Figure 3.

Pharmacological and genetic inhibition of DGLβ blocks LPS‐induced allodynia. (A) LPS‐treated DAGL‐β (−/−) mice do not develop allodynia. KT109 (40 mg·kg⁻¹) reverses LPS‐induced allodynia in wild‐type mice but does not further alter the anti‐allodynic phenotype in DAGL‐β (−/−) mice. n = 13 WT/KO – vehicle groups, n = 14 WT/KO – KT109 groups. (B) KT109 reverses LPS‐induced allodynia in a dose‐dependent manner. For the doses of 1.6, 2.5 and 20 mg·kg⁻¹, n = 5 mice per group, and for the doses of 5, 40 mg·kg⁻¹, n = 6 mice per group. Filled symbols denote P < 0.05 significance from LPS + vehicle. (C) KT109 reversal of LPS‐induced allodynia persists for a long duration of time. n = 6 mice per group. (D) Acute or repeated administration of KT109 (40 mg·kg⁻¹) prevents the expression of LPS‐induced allodynia.

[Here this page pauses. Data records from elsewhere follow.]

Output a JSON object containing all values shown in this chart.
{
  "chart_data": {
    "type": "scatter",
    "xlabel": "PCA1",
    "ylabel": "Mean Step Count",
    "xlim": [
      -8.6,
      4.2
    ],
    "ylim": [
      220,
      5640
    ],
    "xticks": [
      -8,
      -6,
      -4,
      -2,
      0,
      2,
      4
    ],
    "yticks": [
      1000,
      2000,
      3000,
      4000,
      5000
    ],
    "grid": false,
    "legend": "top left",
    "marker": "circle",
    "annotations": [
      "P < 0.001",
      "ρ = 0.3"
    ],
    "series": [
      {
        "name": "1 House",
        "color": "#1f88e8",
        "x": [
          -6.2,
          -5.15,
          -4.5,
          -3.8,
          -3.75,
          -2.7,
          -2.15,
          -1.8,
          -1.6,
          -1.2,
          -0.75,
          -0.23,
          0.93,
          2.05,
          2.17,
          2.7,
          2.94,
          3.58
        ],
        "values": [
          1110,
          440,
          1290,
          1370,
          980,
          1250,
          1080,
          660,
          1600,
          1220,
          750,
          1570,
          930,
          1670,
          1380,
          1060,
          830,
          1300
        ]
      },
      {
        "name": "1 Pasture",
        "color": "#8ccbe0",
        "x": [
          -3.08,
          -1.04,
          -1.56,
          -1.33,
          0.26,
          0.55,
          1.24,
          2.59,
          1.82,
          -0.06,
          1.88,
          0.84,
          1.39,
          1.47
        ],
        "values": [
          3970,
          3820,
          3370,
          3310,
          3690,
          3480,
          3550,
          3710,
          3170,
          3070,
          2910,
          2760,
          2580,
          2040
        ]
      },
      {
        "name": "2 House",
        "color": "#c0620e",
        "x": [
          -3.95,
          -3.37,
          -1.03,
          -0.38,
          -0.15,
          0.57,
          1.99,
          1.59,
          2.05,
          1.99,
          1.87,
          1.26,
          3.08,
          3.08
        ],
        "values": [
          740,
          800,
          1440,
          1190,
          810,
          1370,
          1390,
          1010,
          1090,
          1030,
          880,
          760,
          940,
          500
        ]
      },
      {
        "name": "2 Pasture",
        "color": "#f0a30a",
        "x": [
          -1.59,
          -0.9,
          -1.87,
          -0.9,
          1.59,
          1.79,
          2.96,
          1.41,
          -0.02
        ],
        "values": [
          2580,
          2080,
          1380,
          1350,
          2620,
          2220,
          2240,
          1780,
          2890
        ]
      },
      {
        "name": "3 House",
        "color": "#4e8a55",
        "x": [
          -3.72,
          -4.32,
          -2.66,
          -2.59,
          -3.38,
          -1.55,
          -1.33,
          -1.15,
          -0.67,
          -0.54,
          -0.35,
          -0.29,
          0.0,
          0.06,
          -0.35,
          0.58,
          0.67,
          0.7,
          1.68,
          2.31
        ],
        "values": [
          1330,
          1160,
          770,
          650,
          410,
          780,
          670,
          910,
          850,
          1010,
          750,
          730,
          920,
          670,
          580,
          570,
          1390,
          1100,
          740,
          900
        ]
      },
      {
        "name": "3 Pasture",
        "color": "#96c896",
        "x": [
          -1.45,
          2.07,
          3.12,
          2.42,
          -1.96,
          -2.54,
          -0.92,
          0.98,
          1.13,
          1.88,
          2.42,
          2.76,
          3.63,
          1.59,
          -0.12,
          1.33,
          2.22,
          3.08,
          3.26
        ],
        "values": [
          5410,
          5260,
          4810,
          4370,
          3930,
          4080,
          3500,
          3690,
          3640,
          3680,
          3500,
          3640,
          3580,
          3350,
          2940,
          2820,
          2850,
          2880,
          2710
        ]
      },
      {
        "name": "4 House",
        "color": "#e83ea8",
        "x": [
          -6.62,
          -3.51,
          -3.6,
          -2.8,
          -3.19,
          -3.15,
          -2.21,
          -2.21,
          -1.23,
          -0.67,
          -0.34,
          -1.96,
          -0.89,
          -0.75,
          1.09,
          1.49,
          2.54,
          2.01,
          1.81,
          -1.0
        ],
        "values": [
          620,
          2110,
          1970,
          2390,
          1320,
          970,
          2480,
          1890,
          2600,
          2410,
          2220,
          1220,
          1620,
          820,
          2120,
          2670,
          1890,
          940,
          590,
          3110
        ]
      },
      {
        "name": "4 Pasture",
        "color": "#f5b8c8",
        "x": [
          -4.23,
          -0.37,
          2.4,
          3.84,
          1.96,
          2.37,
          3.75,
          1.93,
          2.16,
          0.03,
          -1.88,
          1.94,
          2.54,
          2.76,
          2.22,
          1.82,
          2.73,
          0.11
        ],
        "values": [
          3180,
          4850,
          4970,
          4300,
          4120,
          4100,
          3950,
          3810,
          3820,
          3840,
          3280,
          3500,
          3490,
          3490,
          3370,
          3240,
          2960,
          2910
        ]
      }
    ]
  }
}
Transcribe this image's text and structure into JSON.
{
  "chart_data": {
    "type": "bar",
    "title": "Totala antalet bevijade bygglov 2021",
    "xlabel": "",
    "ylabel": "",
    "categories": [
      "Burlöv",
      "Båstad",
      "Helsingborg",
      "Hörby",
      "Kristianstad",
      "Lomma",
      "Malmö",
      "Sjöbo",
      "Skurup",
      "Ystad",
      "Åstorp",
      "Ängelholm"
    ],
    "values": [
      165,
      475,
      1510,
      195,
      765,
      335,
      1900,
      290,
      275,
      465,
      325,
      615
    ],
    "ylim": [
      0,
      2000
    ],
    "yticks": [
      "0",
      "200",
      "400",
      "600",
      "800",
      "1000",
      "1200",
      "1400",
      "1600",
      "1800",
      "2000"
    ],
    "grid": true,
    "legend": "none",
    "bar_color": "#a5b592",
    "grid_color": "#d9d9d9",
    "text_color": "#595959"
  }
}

For vehicle and acute KT109 groups, n = 5 mice per group, and for the repeated KT109 administration group, n = 6 mice. Data represent mean ± SEM, *P < 0.05 versus WT LPS + vehicle. The differences in experimental numbers within these studies reflect an odd number of animals evenly distributed in the experimental design.